Since Clara was the wee age of about one and a half she has grieved the loss of something. A memory? A sense of something missing? Her birth mother? Her Culture? All of the above and more? I'm not sure I know, I'm not sure she knows. I just know she gets sad sometimes, usually out of no where, sometimes when she's tired, sometimes when she's just thinking, lots of times when we read books with pictures of a mother holding a baby. Which was the case today. She came to me as I was putting laundry in the washer and with her giant brown eyes full of tears, said "I'm sad Momma". The minute she was safe and secure in my arms — the tears fell, open, flowing and agonizing to watch. I asked her what had made her feel sad and she said she had been reading that "pattycake book". Ah-ha, actually the book "I Love You Like Crazy Cakes" which recounts the adoption of a baby girl from China by her mother who was "also missing something". (not one of my favorites in our collection of adoption books)
For some reason, the page which shows the mother rocking and feeding her baby daughter a bottle gets to Clara every time. I have the book stashed in the recesses of her closet but every now and then she digs it out. The old 70's movie version of Charlotte's Web has a scene where Fern holds Wilbur and swings him around singing "There must be something more to us than you and me...", that has a profound affect on Clara as well, eliciting the same sadness and tears. (I love this movie and and the songs, which have lots of positive adoption related messages, while also exploring loss)
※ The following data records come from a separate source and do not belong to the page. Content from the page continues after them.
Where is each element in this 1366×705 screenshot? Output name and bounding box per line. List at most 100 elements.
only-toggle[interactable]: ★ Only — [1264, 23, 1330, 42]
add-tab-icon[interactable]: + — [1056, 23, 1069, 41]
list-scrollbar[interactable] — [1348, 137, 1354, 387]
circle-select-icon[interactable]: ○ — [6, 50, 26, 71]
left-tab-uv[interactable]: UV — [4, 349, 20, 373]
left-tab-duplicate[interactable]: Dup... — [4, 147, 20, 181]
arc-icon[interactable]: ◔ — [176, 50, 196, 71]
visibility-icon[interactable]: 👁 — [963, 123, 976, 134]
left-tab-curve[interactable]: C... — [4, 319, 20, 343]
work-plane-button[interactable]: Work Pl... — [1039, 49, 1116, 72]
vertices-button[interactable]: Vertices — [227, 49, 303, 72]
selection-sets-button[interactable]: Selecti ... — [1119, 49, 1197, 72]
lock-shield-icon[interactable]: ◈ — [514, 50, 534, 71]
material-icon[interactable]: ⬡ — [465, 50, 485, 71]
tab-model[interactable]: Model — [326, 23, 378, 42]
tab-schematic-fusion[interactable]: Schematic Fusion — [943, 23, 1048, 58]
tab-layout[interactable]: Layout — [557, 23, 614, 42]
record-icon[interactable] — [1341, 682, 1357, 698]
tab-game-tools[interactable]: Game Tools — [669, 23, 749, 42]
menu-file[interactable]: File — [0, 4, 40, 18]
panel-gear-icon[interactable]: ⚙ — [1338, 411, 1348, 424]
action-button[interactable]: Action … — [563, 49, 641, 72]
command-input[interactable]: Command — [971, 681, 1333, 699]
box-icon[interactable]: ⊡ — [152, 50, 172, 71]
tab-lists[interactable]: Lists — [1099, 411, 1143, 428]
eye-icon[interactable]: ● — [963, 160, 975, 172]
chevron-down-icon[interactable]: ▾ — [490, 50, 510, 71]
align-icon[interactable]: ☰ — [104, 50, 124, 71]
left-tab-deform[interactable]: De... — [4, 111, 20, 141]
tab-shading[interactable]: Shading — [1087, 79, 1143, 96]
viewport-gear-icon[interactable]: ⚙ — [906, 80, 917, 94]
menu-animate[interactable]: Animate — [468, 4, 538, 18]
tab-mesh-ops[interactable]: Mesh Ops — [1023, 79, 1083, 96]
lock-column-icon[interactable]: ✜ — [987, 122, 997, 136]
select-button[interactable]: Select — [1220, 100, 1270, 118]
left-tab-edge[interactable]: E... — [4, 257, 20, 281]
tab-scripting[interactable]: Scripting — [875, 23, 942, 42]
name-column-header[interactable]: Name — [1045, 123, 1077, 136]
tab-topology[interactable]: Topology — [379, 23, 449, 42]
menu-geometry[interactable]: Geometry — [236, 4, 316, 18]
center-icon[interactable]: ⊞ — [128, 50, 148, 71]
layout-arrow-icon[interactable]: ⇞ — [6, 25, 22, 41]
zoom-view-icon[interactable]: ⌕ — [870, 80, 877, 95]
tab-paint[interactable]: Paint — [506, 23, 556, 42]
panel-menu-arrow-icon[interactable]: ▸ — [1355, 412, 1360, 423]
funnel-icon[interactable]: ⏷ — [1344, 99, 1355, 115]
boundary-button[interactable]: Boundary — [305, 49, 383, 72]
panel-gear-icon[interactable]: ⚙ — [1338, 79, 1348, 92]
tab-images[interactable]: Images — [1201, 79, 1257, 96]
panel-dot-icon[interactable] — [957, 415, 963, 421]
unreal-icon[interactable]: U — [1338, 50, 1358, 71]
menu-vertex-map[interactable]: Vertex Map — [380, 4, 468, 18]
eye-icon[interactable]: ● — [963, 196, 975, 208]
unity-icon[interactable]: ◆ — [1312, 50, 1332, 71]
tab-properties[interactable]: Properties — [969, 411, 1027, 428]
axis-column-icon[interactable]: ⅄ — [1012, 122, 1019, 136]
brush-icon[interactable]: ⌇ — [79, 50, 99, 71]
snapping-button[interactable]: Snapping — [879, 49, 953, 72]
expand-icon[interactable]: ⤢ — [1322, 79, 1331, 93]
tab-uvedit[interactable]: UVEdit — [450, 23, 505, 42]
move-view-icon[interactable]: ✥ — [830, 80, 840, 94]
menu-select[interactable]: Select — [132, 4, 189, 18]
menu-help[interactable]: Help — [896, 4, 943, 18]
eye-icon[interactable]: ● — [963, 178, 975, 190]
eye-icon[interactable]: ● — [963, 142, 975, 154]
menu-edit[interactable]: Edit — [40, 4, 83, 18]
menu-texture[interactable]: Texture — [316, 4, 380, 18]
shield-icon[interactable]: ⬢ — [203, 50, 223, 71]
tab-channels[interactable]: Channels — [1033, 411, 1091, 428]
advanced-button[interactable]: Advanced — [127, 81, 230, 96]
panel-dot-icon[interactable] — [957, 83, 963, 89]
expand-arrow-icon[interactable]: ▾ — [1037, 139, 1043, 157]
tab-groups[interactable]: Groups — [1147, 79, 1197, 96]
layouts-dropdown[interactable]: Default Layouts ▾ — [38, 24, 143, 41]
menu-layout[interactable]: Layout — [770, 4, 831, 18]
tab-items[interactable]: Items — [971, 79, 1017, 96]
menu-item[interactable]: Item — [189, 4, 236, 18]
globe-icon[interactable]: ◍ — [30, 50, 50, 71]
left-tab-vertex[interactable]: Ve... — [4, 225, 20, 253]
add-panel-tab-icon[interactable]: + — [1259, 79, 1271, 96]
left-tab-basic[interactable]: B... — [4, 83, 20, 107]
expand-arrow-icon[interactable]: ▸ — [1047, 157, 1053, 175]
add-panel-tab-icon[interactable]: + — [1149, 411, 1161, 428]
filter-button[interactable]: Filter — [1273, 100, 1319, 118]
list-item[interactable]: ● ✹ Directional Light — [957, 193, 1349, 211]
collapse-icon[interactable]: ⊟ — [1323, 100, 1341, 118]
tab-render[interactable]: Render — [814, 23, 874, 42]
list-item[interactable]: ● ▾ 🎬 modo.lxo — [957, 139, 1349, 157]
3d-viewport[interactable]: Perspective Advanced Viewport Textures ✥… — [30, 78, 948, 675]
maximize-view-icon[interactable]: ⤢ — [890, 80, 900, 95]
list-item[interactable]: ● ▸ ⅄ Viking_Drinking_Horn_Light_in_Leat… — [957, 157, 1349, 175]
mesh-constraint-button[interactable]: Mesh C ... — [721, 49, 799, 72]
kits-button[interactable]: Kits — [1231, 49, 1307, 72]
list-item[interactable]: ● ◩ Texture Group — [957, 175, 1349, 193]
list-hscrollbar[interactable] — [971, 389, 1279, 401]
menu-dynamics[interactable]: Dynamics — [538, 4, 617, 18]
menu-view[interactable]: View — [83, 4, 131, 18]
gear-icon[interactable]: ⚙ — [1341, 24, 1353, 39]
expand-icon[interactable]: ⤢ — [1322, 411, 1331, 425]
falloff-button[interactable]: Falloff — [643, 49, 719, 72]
The grief is real. All adoption experts site babies who are very, very young and are deeply affected by their losses. And I have seen it first hand, which is excruciatingly heartbreaking. At five, we can talk through these feelings in a way that we couldn't at three, or even four, but I know she still doesn't completely grasp what is at the bottom of all these feelings when she looks at me for the answer to her question "Mommy, why am I feeling this way?". I tell her that I'm not sure but I will always be here to listen and talk and hug her tight. "Even when I'm a Momma?" she asks. Absolutely I tell her. And that seems to help.